For EBI3 rs428253, although no differences in the distribution of either allelic or genotypic frequencies were found in our study, the GG genotype showed a protective effect with an OR of 0.42 against elevated total serum IgE levels in AD patients as compared to those without this genotype. Moreover, patients carrying the GG genotype experienced significantly less severe pruritus compared to patients carrying the CC genotype. The less severe pruritus in patients with the GG genotype can be attributed to the lower disease severity observed in these patients compared to those with the CG or CC genotype. However, differences in disease severity between these patients were not statistically significant. To date, there has been no research addressing the relationship between SNPs in the EBI3 gene and AD or IgE levels. Zhang et al. discovered that the CG/CC genotype of EBI3 rs428253 is significantly associated with a protective effect against allergic rhinitis in the Chinese population [19]. Interestingly, findings from murine models suggest that EBI3 protein deficiency shifts the balance towards Th2-mediated inflammatory reactions while attenuating Th1-mediated responses [15]. Moreover, EBI3 protein deficiency resulted in an elevation in IgE levels [15]. Therefore, it appears that EBI3 may possess a protective effect against Th2-mediated inflammation also on the protein level.
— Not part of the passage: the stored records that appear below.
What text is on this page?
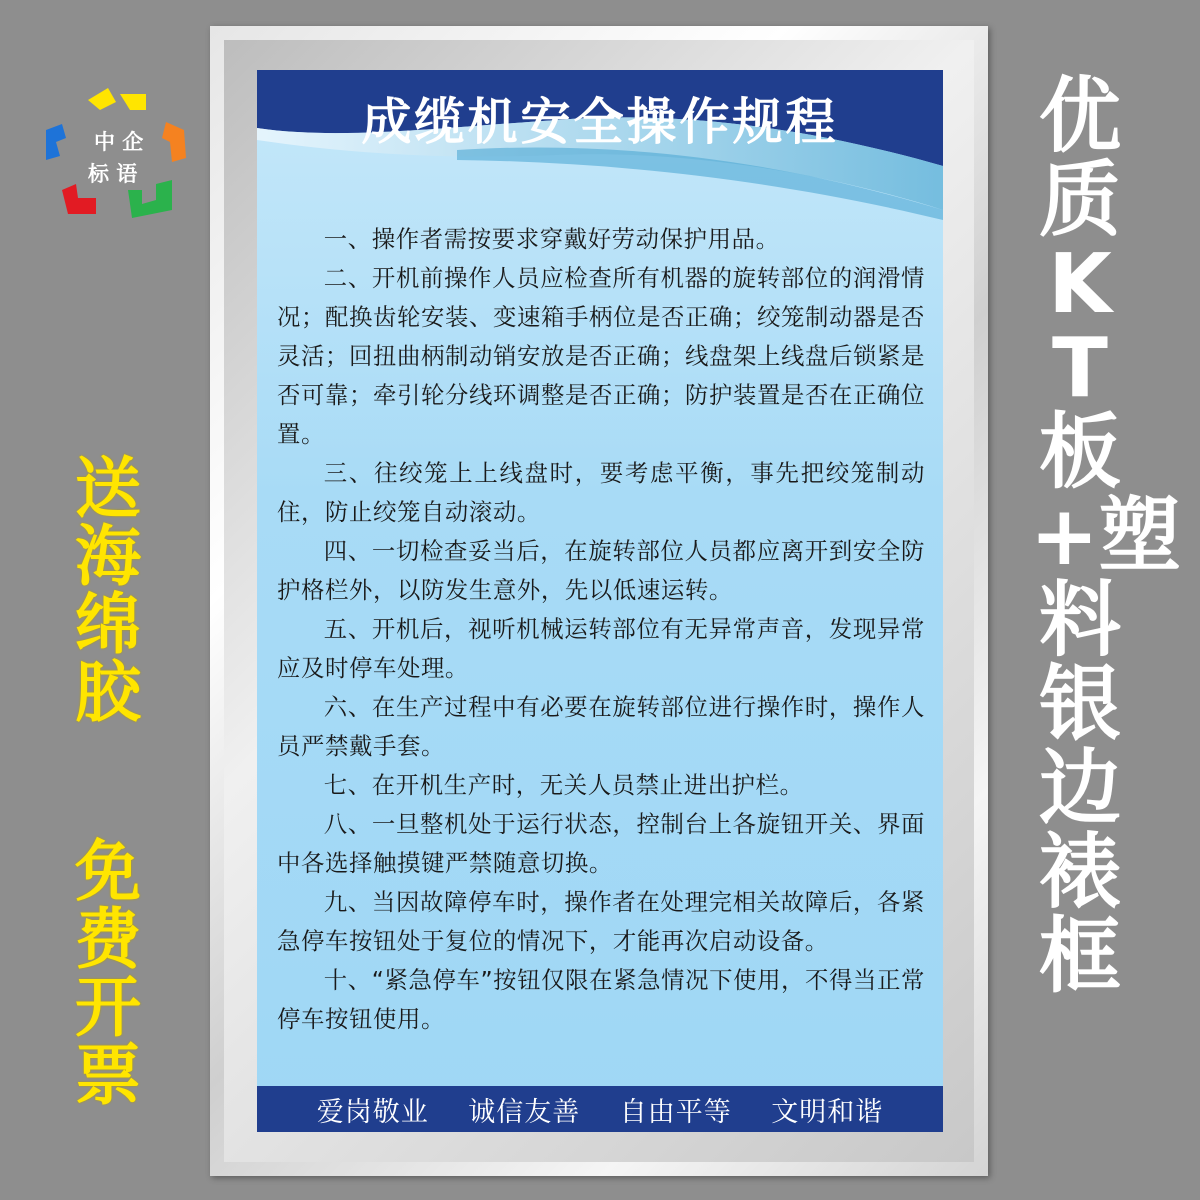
中 企
标 语
送海绵胶
免费开票
优质KT板+塑料银边裱框
成缆机安全操作规程

一、操作者需按要求穿戴好劳动保护用品。

二、开机前操作人员应检查所有机器的旋转部位的润滑情况；配换齿轮安装、变速箱手柄位是否正确；绞笼制动器是否灵活；回扭曲柄制动销安放是否正确；线盘架上线盘后锁紧是否可靠；牵引轮分线环调整是否正确；防护装置是否在正确位置。

三、往绞笼上上线盘时，要考虑平衡，事先把绞笼制动住，防止绞笼自动滚动。

四、一切检查妥当后，在旋转部位人员都应离开到安全防护格栏外，以防发生意外，先以低速运转。

五、开机后，视听机械运转部位有无异常声音，发现异常应及时停车处理。

六、在生产过程中有必要在旋转部位进行操作时，操作人员严禁戴手套。

七、在开机生产时，无关人员禁止进出护栏。

八、一旦整机处于运行状态，控制台上各旋钮开关、界面中各选择触摸键严禁随意切换。

九、当因故障停车时，操作者在处理完相关故障后，各紧急停车按钮处于复位的情况下，才能再次启动设备。

十、“紧急停车”按钮仅限在紧急情况下使用，不得当正常停车按钮使用。

爱岗敬业 诚信友善 自由平等 文明和谐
As for the limitations, our study included a relatively small number of AD patients and controls, which may lead to false positive or negative findings due to lower statistical analysis power. However, our observations shed light on new SNPs that may be associated with AD. Moreover, it should be noted that we lacked data on the coexistence of asthma in a certain number of our patients with AD and the analysed data represent a group of 57/202 patients with AD, which may affect these results. Additionally, we did not assess the serum levels of IL-35 in our study participants, which limited our ability to analyse the genotype-phenotype correlation. Investigating this correlation in future studies would be valuable.
Conclusions
Our findings suggest that IL-35 genetic variations may play a role in AD pathogenesis. The GA genotype of IL-12A rs568408 may have a protective effect against AD development, while the AA genotype of IL-12A rs568408 appears to predispose individuals to AD development with normal total IgE levels. In the context of IL-12A rs582054, individuals with the TT genotype may be more susceptible to developing AD, while the AT genotype may contribute to elevated total serum IgE levels. EBI3 rs428253 does not appear to influence susceptibility to AD, but the GG genotype may have a protective effect against elevated total serum IgE levels. To confirm these assumptions further studies are warranted.
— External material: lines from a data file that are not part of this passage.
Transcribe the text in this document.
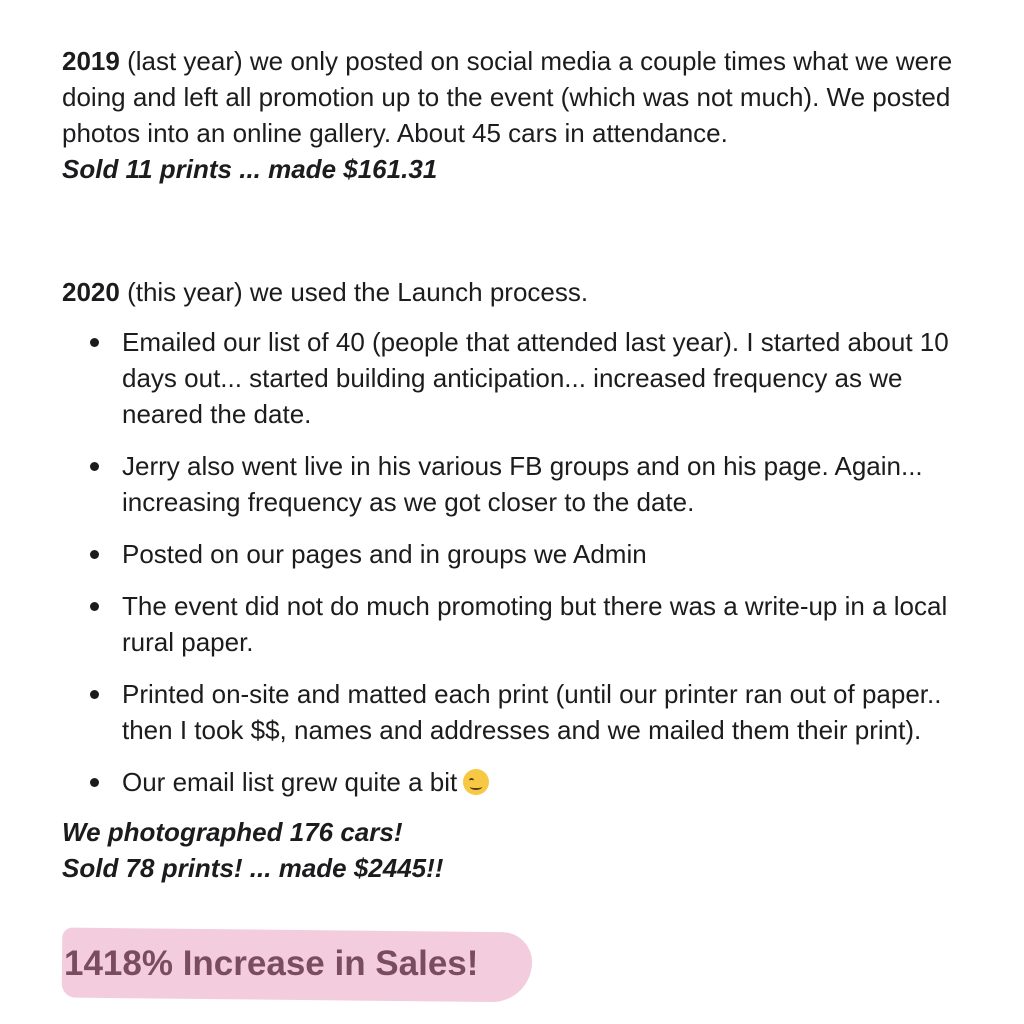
2019 (last year) we only posted on social media a couple times what we were doing and left all promotion up to the event (which was not much). We posted photos into an online gallery. About 45 cars in attendance.
Sold 11 prints ... made $161.31
2020 (this year) we used the Launch process.
Emailed our list of 40 (people that attended last year). I started about 10 days out... started building anticipation... increased frequency as we neared the date.
Jerry also went live in his various FB groups and on his page. Again... increasing frequency as we got closer to the date.
Posted on our pages and in groups we Admin
The event did not do much promoting but there was a write-up in a local rural paper.
Printed on-site and matted each print (until our printer ran out of paper.. then I took $$, names and addresses and we mailed them their print).
Our email list grew quite a bit
We photographed 176 cars!
Sold 78 prints! ... made $2445!!
1418% Increase in Sales!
Overall, these findings underscore the complexity of genetic influences on immune-mediated diseases like AD and highlight the need for further investigation to understand the specific mechanisms underlying these associations. The complex and not fully elucidated pathogenesis of AD shapes different endotypes and phenotypes of the disease, posing challenges in the therapeutic and diagnostic aspects [27]. Understanding this complex disease in its full phenotypic and mechanistic spectrum is essential to the precision medicine approach, to which we are currently pursuing. Furthermore, an early and precise identification of the genetic risk factors for developing AD, as well as the risk of experiencing an atopic march, holds great promise for a disease-modifying prevention strategy from early life onwards.